# Playing around with our classifer

In the data directory, you have access to a much larger collection of news articles from various news sources. We can use our classifier in combination with pandas to gain some insights. 

In [None]:
import pandas as pd
%matplotlib inline

Load in the data

In [None]:
df = pd.read_csv('./data/all_data.csv')
df.head()

Load our pre-trained classifier

In [None]:
import pickle
CLASSIFIER_PATH = './classifiers/clickbait_svc_v1'
with open(CLASSIFIER_PATH, 'rb') as f:
    classifier = pickle.load(f)

Create the combined text field and make sure that we handle any missing values (NaN values are replaced with empty strings)

In [None]:
df['description'] = df['description'].fillna('')
df['title'] = df['title'].fillna('')
df['text'] = df['description'] + df['title']
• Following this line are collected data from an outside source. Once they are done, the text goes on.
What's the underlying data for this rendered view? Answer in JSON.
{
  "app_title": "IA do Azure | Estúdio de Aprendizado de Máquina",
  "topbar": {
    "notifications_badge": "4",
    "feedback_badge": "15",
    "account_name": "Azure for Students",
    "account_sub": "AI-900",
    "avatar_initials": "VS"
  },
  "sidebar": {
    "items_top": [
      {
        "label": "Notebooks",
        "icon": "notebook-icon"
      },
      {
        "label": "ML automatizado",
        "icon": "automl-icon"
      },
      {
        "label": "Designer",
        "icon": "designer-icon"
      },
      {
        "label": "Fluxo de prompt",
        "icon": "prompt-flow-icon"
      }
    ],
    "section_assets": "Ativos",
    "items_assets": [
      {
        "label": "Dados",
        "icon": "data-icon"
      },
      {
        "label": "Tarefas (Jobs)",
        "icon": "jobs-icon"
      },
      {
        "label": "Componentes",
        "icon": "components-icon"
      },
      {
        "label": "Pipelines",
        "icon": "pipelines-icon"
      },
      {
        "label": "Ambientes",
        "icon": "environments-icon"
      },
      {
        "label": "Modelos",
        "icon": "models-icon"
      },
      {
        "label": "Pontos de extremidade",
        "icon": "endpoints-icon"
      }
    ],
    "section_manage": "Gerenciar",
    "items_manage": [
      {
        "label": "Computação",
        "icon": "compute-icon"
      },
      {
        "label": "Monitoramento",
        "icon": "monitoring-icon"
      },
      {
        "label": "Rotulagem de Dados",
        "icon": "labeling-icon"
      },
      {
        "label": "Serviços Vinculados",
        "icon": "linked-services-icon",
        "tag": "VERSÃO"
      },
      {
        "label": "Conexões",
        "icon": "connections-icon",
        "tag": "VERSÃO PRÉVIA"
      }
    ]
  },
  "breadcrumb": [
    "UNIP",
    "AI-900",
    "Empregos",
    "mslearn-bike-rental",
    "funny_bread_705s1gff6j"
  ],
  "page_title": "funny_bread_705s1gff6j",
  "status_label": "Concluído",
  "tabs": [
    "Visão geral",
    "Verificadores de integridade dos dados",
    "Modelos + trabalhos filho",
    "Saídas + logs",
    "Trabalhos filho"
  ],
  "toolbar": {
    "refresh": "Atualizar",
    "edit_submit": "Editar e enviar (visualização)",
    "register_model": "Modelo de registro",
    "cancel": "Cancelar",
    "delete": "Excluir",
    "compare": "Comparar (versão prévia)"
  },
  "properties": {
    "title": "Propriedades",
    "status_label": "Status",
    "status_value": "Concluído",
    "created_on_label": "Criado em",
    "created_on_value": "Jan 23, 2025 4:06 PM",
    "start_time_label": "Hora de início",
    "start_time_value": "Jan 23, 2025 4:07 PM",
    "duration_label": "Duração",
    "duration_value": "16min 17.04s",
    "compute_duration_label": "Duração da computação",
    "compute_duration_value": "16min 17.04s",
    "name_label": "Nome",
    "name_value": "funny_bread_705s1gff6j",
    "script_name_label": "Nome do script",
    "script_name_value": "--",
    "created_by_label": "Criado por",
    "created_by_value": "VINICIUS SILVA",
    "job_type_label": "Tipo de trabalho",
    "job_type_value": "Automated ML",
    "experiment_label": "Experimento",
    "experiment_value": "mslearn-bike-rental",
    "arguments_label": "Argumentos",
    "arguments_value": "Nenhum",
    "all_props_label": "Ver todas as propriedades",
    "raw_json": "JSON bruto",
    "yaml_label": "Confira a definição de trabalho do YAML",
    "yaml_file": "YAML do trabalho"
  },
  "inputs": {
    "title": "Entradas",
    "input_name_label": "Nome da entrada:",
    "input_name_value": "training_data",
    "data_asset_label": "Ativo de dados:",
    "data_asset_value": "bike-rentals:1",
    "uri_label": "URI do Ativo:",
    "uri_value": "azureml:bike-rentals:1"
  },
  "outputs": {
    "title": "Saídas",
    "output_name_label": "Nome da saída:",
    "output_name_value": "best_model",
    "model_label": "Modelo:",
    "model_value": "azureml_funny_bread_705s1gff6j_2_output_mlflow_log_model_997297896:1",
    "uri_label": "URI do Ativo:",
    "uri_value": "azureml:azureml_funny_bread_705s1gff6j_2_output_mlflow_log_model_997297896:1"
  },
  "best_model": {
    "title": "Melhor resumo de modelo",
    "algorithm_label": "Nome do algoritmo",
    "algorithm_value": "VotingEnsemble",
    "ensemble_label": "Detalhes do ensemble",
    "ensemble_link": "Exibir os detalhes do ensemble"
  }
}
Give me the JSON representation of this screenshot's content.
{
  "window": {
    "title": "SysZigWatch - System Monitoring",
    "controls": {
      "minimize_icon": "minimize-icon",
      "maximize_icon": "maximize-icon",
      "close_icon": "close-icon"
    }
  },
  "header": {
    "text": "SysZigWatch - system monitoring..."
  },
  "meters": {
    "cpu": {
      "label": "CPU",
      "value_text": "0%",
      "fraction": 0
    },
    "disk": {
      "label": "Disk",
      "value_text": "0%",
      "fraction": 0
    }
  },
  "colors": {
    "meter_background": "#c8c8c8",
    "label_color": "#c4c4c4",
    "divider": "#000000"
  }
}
Now we predict the clickbait labels (remember 1=clickbait and 0=not clickbait). Then we assign a new column to our data containing the predicted label.

In [None]:
predicted_labels = classifier.predict(df['text'])
df = df.assign(label=predicted_labels)

## Which News source is the most clickbaity?

In [None]:
(df.groupby('source')['label'].sum() / df.groupby('source').size()).plot('barh')

The Financial Times is surprisingly high. Let's inspect.

In [None]:
df.groupby('source').get_group('financial-times')

It seems that there aren't many FT articles - the ones we have seem to be opinion columns. It's understandable that our rudimentary classifier saw these as clickbaity.